After years of positive punishment, hapless college graduates shooting out of the maze of adolescence are finally resisting the electrified cheese and the fantastical promises of Adult Stability and a Passat With Leather Seats that law schools have long promised. The Times reports that applications to law school are at a 30-year low, and have declined 38% since 2010. “Thirty years ago if you were looking to get on the escalator to upward mobility, you went to business or law school," law professor William Henderson says. "Today, the law school escalator is broken."
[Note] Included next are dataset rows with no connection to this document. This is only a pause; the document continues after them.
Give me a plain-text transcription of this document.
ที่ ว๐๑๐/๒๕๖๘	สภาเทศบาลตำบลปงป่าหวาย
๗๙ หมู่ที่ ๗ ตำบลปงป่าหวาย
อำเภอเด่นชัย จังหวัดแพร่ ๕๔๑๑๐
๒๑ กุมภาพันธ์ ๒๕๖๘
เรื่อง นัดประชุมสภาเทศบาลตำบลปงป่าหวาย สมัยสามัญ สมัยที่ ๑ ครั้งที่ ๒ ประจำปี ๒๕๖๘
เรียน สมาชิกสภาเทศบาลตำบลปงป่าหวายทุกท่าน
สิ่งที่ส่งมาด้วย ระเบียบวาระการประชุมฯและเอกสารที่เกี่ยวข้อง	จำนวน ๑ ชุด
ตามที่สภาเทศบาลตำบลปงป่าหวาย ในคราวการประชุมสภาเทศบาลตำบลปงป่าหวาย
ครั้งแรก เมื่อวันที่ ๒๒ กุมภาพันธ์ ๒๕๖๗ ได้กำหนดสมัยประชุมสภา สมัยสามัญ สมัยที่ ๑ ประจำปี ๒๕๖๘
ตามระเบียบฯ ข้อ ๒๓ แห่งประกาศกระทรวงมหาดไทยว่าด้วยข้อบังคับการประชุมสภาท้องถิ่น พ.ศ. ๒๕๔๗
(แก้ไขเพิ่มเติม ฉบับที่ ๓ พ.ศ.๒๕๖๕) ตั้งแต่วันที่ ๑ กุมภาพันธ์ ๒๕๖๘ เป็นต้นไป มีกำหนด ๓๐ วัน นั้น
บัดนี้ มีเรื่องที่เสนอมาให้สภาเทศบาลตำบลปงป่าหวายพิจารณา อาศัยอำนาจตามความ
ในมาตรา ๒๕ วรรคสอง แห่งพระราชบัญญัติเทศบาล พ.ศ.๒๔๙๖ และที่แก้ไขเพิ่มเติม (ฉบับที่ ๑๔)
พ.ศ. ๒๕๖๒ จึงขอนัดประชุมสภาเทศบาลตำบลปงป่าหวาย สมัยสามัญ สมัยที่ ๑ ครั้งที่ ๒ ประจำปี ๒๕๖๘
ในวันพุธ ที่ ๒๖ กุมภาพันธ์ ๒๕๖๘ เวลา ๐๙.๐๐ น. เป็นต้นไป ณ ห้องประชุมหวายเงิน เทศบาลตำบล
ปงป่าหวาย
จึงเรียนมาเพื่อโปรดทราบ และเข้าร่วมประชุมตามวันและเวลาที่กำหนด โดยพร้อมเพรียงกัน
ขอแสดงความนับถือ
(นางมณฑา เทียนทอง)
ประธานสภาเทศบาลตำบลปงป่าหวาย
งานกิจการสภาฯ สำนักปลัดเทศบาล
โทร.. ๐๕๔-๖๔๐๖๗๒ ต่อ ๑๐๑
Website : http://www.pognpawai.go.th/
For years law school tuition ($40,500/year for private schools, up from $23K in 2001; $23,600/year for public, up from $8,500 in 2001) has gone to pad the salaries of deans and law professors.

Recently it was revealed that the dean of the New England School of Law makes an annual salary of $867,000—or what a current law school graduate will owe in interest in 2030. The New England School of Law isn't even ranked in the top 25 law schools in the country, meaning you likely won't find a job to pay back your loans after graduating. But you'll at least have the legal know-how to start your own for-profit college—hell, maybe someday you'll run the Washington Post!

Law schools are bracing for massive layoffs in the fall, and in New York, there's an idea being floated to get rid of the third year of law school (referred to by law school deans as the "Beach House Mortgage year") and allow students to practice sooner, giving them the practical skills legal employers actually need ability to represent themselves in bankruptcy court.

“In the ’80s and ’90s, a liberal arts graduate who didn’t know what to do went to law school,” professor Henderson says, presumably as a bloody horse head stuffed with Blackstone's Commentaries on the Laws of England is laid onto his pillow. “Now you get $120,000 in debt and a default plan of last resort whose value is just too speculative. Students are voting with their feet." It's about time.